The SCA youth crew starts on July 5th, so there was daily schedule and curriculum discussions between all the SPARC partners to ensure a valuable experience for the crew and the Larimer and East Liberty neighborhoods.
I have taken responsibility for the URA's Green Team. This involves tracking progress of members and assisting in any way as well as organizing agendas, meetings, and other logistics.
My first month at the URA was spent on updating the Recycling program in the building as well as quantifying the amount of material recycled for the past 2 years.
My trainings this month included an SCA training on sustainable agriculture as well as a full day grant writing workshop at the Carnegie Library.
Matthew Henderson 
Matthew Henderson is continuing his focus on pushing forward with the Sustainable Business Designation Program, helping educated business owners on sustainability issues, while certifying sustainable.
The work he has accomplished thus far has incorporated participating in council meetings, and is now ready to meet business's one on one to designate them sustainable.
While continually working on the certification, Matthew has also been in the process of initiating a Sustainable Business Compact Program that will provide guidelines to bring together business that support sustainable principles. He is excited to be part of a movement that has numerous social and environmental issues incorporated into such a powerful force of movement towards creating a more livable Pittsburgh.
The Black and Gold City Goes Green is starting on some brand new projects this summer that will be engaging some new audiences. A college blitz and a business blitz are on the table and would mean a step towards some new groups around the city. The focus of this month’s outreach is the blitz model, which could mean more neighborhood blitzes in the future.
This summer, we’re also planning to host mini screenings of Carbon Nation at Community Partner locations. Pairing these screenings with a competition to kill energy vampires, we hope to spark more involvement with our Community Partners and their constituents.

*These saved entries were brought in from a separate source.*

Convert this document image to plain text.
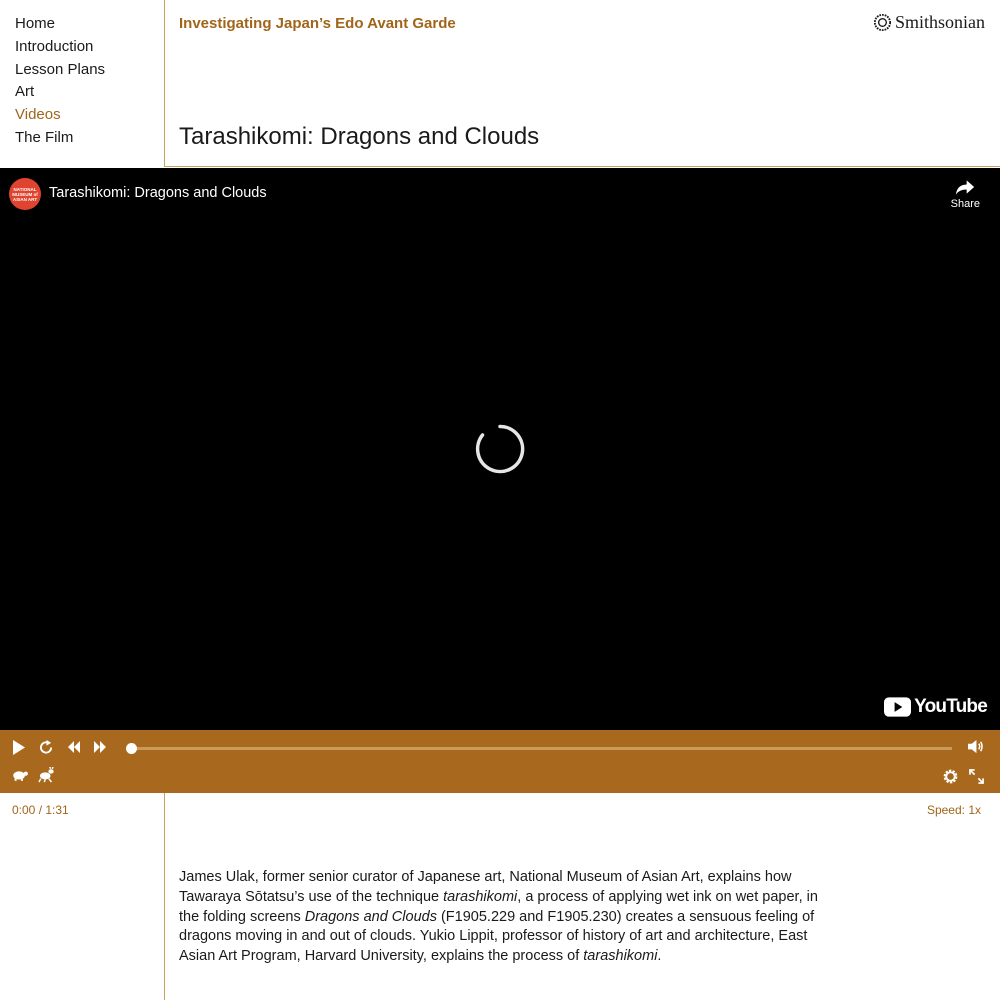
Home
Introduction
Lesson Plans
Art
Videos
The Film
Investigating Japan’s Edo Avant Garde	Smithsonian
Tarashikomi: Dragons and Clouds
NATIONAL MUSEUM of ASIAN ART Tarashikomi: Dragons and Clouds
Share
YouTube
0:00 / 1:31	Speed: 1x

James Ulak, former senior curator of Japanese art, National Museum of Asian Art, explains how Tawaraya Sōtatsu’s use of the technique tarashikomi, a process of applying wet ink on wet paper, in the folding screens Dragons and Clouds (F1905.229 and F1905.230) creates a sensuous feeling of dragons moving in and out of clouds. Yukio Lippit, professor of history of art and architecture, East Asian Art Program, Harvard University, explains the process of tarashikomi.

Outside of the campaign, our service group sent a request for proposals to community groups around the city, I’ve been almost living at Free Ride (bike co-op), and I’ve been becoming more involved in community gardens around the city.
With the Wood Smoke grant requirements taken care of, we are now focusing our attention on the Diesel/Idling grant and campaign, which will entail a webinar in a couple months, as well as materials circulation at tabling events.
We have also shifted towards expanding the Athletes United for Healthy Air (AU) campaign. The AU campaign will involve a number of components: identifying relevant speakers for the fall fundraiser and getting their confirmation of attendance, identifying club and varsity sports teams that can be educated about the campaign and incorporate the ideals into their practice routine, developing educational tools and emails for members to stay informed and connected, and site visits to a variety of sports communities to encourage further engagement. There will also be another AU video coming out and hopefully silk-screened shirts as well.